Well, what a difference one Tidings issue makes! The last issue I wrote for, everything was about the pandemic. And while that’s not exactly off the table (not even close, Tulsa rally notwithstanding), another pandemic has reared its ugly head, and this one surpasses COVID-19, in my estimation. That pandemic would be racism.
There are many other factors competing for our attention, of course, from burning to looting to statues taken down to renaming military facilities to talk of defunding the police, etc. And this has all been happening on a global scale! But the underlying factor in all of this tumult is a cry from people of color that has come to the surface from the depths: We are being treated like we don’t matter! We are not being heard! We cannot breathe!
Say what you might about property damage and looting, if Black communities are being silenced and oppressed this widely, that’s the real story here. As Martin Luther King Jr., said, “A riot is the language of the unheard.” So, do we want to focus our attention on the property damage or the human damage that results from racism?
As one of our members posted:
Here’s an example of how white privilege sounds
You keep saying, “It’s horrible that an innocent Black man was killed, but destroying property has to stop!”
Try saying, “It’s horrible that property is being destroyed, but killing innocent Black men has got to stop.”

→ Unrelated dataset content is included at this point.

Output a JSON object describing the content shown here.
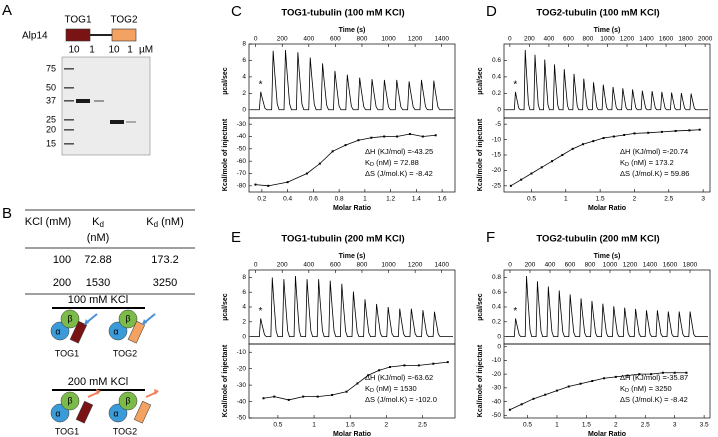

You’re prioritizing the wrong part.
I think that gets it right.
We who follow Christ are aligned with a different kingdom where such treatment of God’s children is not tolerated. Yet, in the kingdom of this world, certain tribes and races “win;” they assert power and control over others. It seems virtually certain that this has happened with our African American brothers and sisters for centuries…and it continues. The kingdom of God and God’s people say, “No!”

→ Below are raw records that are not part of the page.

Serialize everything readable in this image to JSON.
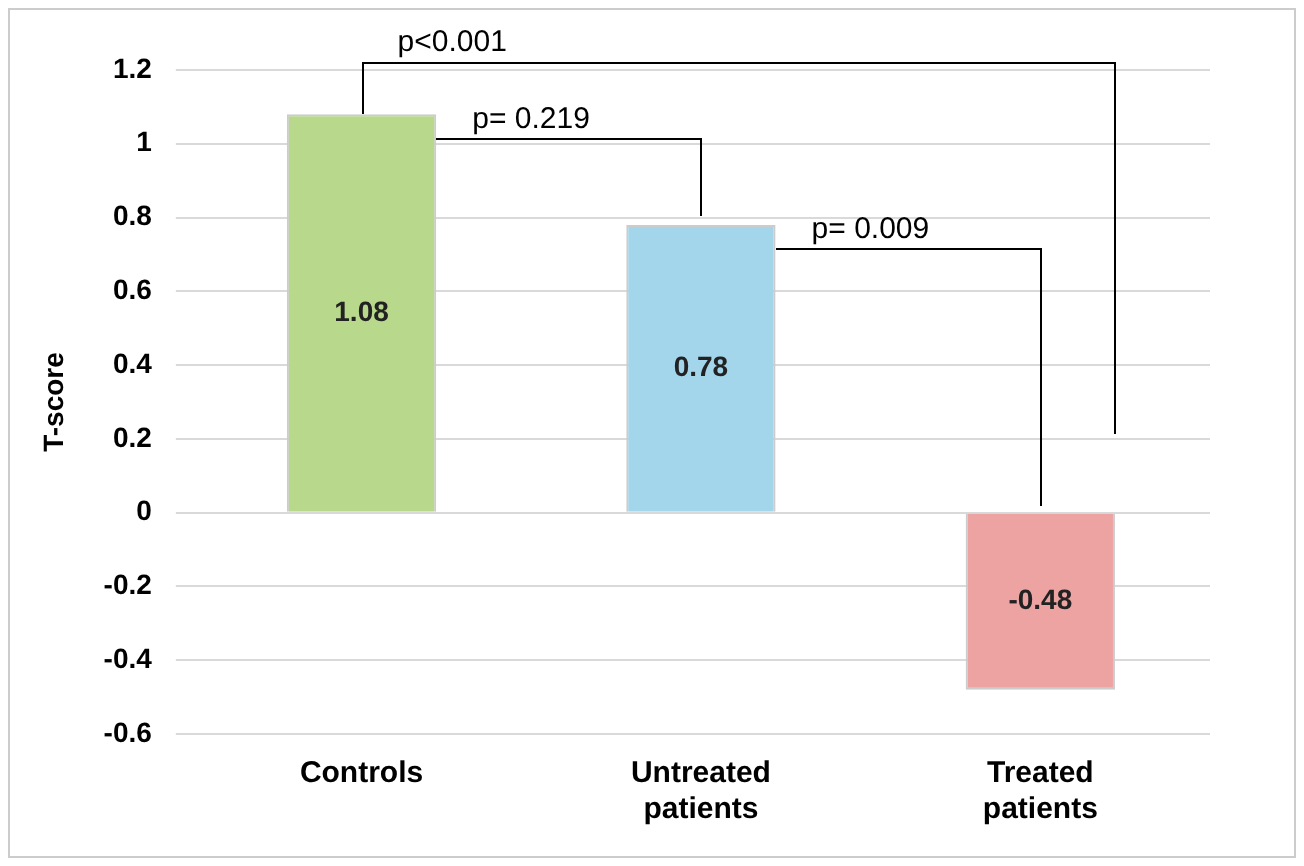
{
  "chart_data": {
    "type": "bar",
    "ylabel": "T-score",
    "categories": [
      "Controls",
      "Untreated patients",
      "Treated patients"
    ],
    "values": [
      1.08,
      0.78,
      -0.48
    ],
    "colors": [
      "#b8d98c",
      "#a3d6ea",
      "#eea3a3"
    ],
    "ylim": [
      -0.6,
      1.2
    ],
    "yticks": [
      -0.6,
      -0.4,
      -0.2,
      0,
      0.2,
      0.4,
      0.6,
      0.8,
      1,
      1.2
    ],
    "grid": "y",
    "data_labels": true,
    "annotations": [
      "p= 0.219",
      "p= 0.009",
      "p<0.001"
    ]
  }
}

And so, for so many of us white folk who follow Christ, it is time to focus our attention less on the disruption of public order and damage to our material world, and more on the human cries of pain rising up—cries from which we are so isolated, so largely unaware.
We are being called to listen now like we’ve never listened before, because there are stories that need to be told from our black brothers and sisters.
We are being called to learn about American history, and, most importantly at this time, the history that has rarely been told: Black American history. For instance, who knew about the monstrous actions taken by white Americans and the military in Tulsa on June 19, 1921? We don’t want to hear about such things because it might require of us all to look in the mirror.
We must listen, learn and finally act. This is what love does. It pays attention, honors the other, then becomes a champion and advocate for their well-being.
It seems clear that the racism we are facing in our country is more than a few “bad apples.” It’s much deeper, in systems, institutions, community values and mores. It’s embedded in our culture. So, we must all work together to re-imagine how we can be more supportive, just and fair with all members of the American experience.
God give us courage to listen, learn, act and thereby forge a new sense of community with our black American brothers and sisters.